Home Equity Loans Interest Only: Pros and Cons
Borrowers applying for a home equity loan usually can choose from a few options. For instance, there are adjustable rate loans that are popular due to low initial rates. One more popular option is home equity loans interest only, partly for the same reason.
One more factor that attracts borrowers to interest-only home equity loans is the opportunity of setting length for interest-only periods. These periods are characterized by noticeably lower monthly payments. Though the length of interest-only periods will typically vary from lender to lender, there is a most common length that is from 1 to 7 years, and sometimes it's possible to extend the period up to 10 years.
Like any other type of loans, home equity loans interest only offer certain benefits and drawbacks. If a you get a small-size loan and opt for a short interest-only period, the extent of risk posed by the home equity loan is pretty small. I've heard about folks who opted for interest-only home equity loans after deciding to sell their property. Opting for a home equity loan allowed them to conduct certain home improvement and thus increase the property value. Thus, they were able to sell the property at a higher price and found interest-only home equity loan pretty favourable.
Still, I can't but mention certain drawbacks of such loans as well. Let's face it: long interest-only periods make it more difficult to cope with further payments. Therefore, it seems less risky to apply for short-term interest-only periods – no longer than 2 years.

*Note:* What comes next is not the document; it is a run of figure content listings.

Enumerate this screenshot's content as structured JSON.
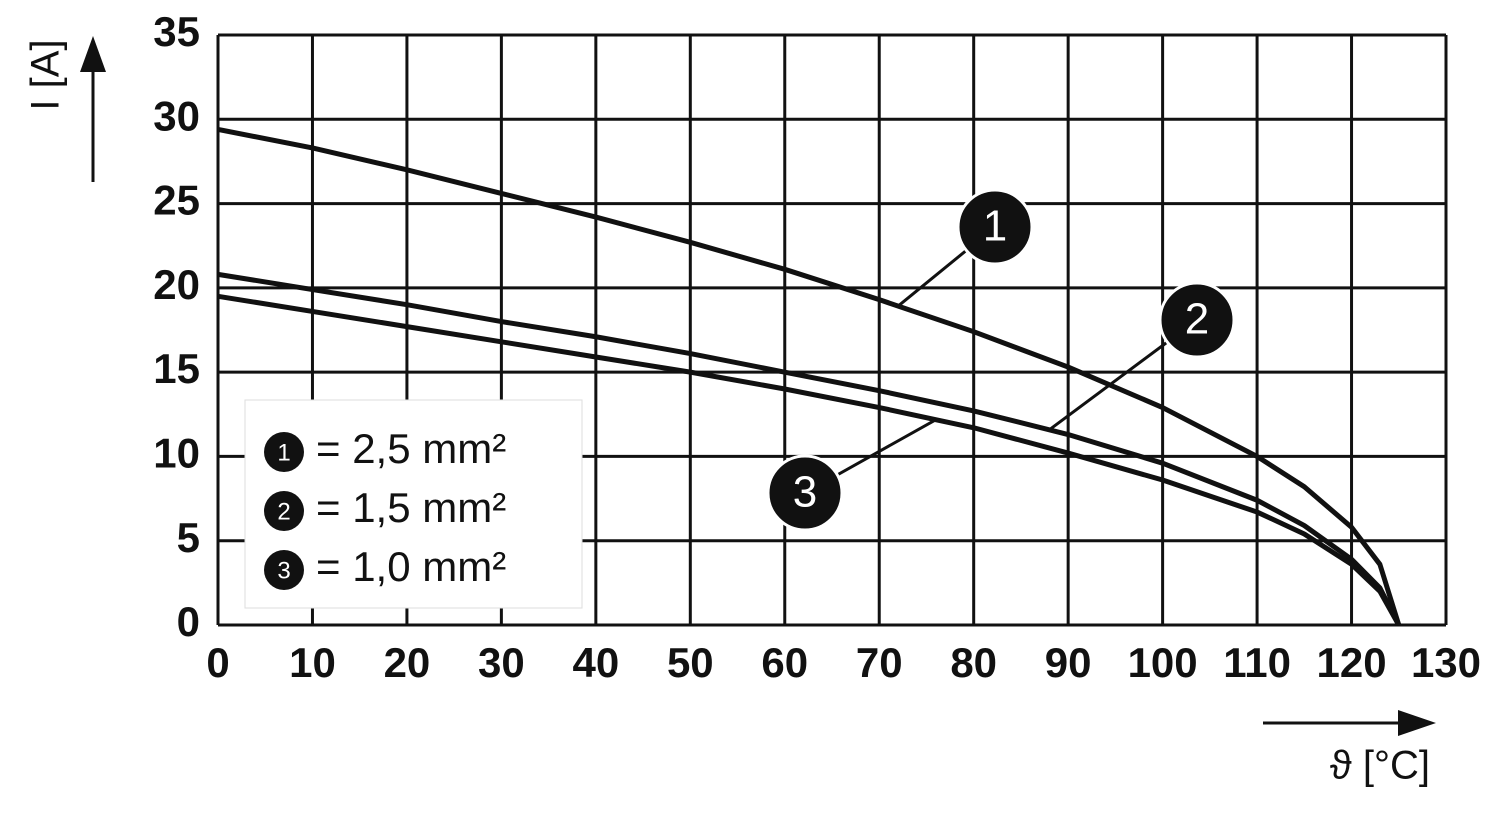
{
  "chart_data": {
    "type": "line",
    "y_label": "I [A]",
    "x_label": "ϑ [°C]",
    "xlim": [
      0,
      130
    ],
    "xticks": [
      0,
      10,
      20,
      30,
      40,
      50,
      60,
      70,
      80,
      90,
      100,
      110,
      120,
      130
    ],
    "ylim": [
      0,
      35
    ],
    "yticks": [
      0,
      5,
      10,
      15,
      20,
      25,
      30,
      35
    ],
    "grid": true,
    "legend": "lower left",
    "x": [
      0,
      10,
      20,
      30,
      40,
      50,
      60,
      70,
      80,
      90,
      100,
      110,
      115,
      120,
      123,
      125
    ],
    "series": [
      {
        "label": "1",
        "name": "= 2,5 mm²",
        "color": "#111111",
        "values": [
          29.4,
          28.3,
          27.0,
          25.6,
          24.2,
          22.7,
          21.1,
          19.3,
          17.4,
          15.3,
          12.9,
          10.0,
          8.2,
          5.8,
          3.6,
          0
        ]
      },
      {
        "label": "2",
        "name": "= 1,5 mm²",
        "color": "#111111",
        "values": [
          20.8,
          19.9,
          19.0,
          18.0,
          17.1,
          16.1,
          15.0,
          13.9,
          12.7,
          11.3,
          9.6,
          7.4,
          5.9,
          3.9,
          2.2,
          0
        ]
      },
      {
        "label": "3",
        "name": "= 1,0 mm²",
        "color": "#111111",
        "values": [
          19.5,
          18.6,
          17.7,
          16.8,
          15.9,
          15.0,
          14.0,
          12.9,
          11.7,
          10.2,
          8.6,
          6.7,
          5.4,
          3.6,
          2.0,
          0
        ]
      }
    ]
  }
}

If you opt for a longer interest-only period, you'll be running risk of being trapped by considerably higher monthly payments. In this case you may find it very problematic to make payments on time.
Once the interest-only period is over, there is an opportunity of refinancing for a usual fixed home equity loan. Of course, you will decide for yourself whether you can or cannot do without a home equity loan, but as for me, I wouldn't risk my home unless there were a real terribly important need for that.